Quieter deeds of longer gestation

We live in shrill, hysterical times where the media (social, print and broadcast equally) gorge themselves on the public’s prurient fascination with the sexual misdeeds of the celebrated. The air is wearyingly thick with manufactured outrage, boiled up in the echoing vats of Facebook and the 24-hour news channels.

So, David Aaronovitch’s column in yesterday’s Times is timely and welcome:

David Cameron is a privileged Old Etonian who will be remembered for calling and losing a referendum that will have an enormous impact on our lives. No one likes him any more. But, as Jim O’Neill reminded me, Cameron is also the politician who, possibly more than any other in the world, began taking action to avert the disaster that could prevent antibiotics working. …

Like Cameron on antibiotics, once Thatcher was convinced of the science of ozone layer depletion and that it was caused by man-made chlorofluorocarbons (CFCs), she badgered the rest of the world into taking action. She gave a magnificent speech to the Royal Society in 1988 and then another a year later to the UN general assembly making the case for altering behaviour in order to safeguard the future. …

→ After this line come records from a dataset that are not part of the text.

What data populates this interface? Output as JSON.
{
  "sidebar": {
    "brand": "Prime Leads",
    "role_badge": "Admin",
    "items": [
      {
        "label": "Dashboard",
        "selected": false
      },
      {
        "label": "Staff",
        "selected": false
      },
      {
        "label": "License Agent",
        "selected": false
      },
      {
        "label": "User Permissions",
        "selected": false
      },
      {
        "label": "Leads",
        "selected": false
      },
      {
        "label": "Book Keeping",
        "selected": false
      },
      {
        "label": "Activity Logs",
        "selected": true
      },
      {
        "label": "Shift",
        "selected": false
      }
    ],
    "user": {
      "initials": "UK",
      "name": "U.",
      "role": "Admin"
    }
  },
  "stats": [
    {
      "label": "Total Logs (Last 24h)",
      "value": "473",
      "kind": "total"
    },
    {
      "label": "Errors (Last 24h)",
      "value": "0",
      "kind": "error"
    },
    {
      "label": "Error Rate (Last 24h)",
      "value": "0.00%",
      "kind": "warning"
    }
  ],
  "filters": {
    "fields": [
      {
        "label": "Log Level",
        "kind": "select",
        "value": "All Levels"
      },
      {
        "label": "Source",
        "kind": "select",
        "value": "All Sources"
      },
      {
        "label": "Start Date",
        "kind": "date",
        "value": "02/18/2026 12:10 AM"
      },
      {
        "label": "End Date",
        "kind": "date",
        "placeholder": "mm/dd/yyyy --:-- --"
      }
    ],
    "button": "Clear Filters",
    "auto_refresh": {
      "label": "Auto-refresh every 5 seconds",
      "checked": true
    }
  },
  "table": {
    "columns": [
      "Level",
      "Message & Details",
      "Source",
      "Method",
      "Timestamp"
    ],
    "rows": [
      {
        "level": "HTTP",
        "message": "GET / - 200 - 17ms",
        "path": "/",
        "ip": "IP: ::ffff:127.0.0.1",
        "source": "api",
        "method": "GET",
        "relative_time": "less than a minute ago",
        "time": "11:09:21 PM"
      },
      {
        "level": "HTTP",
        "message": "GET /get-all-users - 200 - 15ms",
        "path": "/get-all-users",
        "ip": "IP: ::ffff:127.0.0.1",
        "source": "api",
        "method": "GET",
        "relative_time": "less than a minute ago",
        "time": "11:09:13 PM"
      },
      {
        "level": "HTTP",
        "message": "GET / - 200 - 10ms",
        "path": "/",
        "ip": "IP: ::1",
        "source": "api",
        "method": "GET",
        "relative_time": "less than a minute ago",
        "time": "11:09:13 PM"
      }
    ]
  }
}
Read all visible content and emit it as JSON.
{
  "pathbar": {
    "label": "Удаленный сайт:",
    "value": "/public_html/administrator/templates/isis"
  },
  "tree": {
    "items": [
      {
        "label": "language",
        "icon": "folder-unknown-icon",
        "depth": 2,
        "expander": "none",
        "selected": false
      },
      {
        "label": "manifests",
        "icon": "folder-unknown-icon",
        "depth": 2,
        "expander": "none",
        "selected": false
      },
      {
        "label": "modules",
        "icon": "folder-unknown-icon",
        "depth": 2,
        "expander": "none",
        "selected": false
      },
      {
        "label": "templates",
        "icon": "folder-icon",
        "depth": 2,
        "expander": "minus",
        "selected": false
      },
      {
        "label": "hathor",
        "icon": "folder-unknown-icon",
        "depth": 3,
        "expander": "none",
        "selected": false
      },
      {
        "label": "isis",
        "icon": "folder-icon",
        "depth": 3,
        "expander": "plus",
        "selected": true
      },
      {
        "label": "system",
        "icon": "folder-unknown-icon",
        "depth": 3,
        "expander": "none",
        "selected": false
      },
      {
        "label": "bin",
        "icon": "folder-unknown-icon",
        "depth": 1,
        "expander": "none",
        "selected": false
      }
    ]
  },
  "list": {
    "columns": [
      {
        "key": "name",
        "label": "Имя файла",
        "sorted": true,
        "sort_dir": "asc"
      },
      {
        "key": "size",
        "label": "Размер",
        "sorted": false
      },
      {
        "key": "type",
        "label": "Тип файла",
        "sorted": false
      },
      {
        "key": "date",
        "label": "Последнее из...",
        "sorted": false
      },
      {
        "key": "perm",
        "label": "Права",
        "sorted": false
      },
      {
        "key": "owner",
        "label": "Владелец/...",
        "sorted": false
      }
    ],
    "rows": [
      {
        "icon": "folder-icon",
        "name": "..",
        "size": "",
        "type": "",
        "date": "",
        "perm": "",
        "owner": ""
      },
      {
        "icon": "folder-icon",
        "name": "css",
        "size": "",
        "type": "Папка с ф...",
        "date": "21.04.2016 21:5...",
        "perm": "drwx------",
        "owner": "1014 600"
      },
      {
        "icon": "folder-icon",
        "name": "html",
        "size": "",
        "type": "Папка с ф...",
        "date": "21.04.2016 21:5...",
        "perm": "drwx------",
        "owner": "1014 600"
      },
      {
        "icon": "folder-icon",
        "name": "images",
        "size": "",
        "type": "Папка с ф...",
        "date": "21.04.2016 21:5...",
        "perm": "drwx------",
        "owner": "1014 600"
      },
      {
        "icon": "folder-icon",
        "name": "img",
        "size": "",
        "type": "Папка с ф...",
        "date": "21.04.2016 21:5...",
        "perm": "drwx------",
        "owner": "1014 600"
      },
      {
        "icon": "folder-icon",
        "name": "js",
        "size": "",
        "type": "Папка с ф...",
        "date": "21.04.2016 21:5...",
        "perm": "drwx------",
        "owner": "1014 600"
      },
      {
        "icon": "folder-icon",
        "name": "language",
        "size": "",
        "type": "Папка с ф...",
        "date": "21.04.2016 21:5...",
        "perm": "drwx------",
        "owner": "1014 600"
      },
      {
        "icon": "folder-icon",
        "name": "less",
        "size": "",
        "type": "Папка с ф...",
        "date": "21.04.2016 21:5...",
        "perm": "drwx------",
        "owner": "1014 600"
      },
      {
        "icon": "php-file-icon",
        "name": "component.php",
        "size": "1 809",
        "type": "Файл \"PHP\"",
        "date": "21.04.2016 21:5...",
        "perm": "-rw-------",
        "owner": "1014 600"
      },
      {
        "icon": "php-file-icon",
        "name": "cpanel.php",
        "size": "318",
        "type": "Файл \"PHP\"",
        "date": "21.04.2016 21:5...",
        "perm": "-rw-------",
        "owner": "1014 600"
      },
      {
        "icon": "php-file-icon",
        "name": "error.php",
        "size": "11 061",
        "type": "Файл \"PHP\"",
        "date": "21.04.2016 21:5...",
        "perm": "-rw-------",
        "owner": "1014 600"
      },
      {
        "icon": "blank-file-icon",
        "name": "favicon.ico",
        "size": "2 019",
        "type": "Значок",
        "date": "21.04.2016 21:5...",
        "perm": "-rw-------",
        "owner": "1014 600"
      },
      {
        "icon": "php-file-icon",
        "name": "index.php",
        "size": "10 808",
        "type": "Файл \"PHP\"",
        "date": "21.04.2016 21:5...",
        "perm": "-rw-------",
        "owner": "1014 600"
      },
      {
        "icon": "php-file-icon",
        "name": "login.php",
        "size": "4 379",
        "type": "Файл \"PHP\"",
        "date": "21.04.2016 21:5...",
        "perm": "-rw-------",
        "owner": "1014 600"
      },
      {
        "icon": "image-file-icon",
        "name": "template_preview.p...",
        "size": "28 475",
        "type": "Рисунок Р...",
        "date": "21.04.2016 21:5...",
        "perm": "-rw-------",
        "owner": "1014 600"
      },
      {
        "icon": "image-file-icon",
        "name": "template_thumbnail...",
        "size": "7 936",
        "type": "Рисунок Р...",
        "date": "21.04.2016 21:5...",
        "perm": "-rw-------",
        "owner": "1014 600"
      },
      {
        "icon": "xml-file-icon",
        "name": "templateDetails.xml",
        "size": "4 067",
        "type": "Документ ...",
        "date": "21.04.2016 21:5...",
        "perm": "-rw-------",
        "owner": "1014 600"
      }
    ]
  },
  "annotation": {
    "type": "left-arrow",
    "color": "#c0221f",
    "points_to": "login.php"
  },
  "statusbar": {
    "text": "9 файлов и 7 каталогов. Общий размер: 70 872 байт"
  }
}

George W Bush, the fabled half-chimp, half-man who couldn’t pronounce words properly and who invaded Iraq. Which must be his eternal legacy, must it not? I interviewed him in 2007 and he wasn’t at all stupid. He told me then that one reason he was impatient with the UN was just how long it took to get anything done. “We’ve been developing this programme to fight malaria,” he said. “We just decided to do it, so we got on with it.”

In 2005, having been convinced that malaria could be eradicated, Bush set up the President’s Malaria Initiative. Since then the initiative has bought 320 million antimalarial treatments, given out 140 million mosquito nets and delivered 175 million diagnostic tests. Since 2000, deaths from malaria worldwide are down by 50 per cent.

It’s not easy to look beyond the outrage of the moment and value the importance of quieter deeds of longer gestation.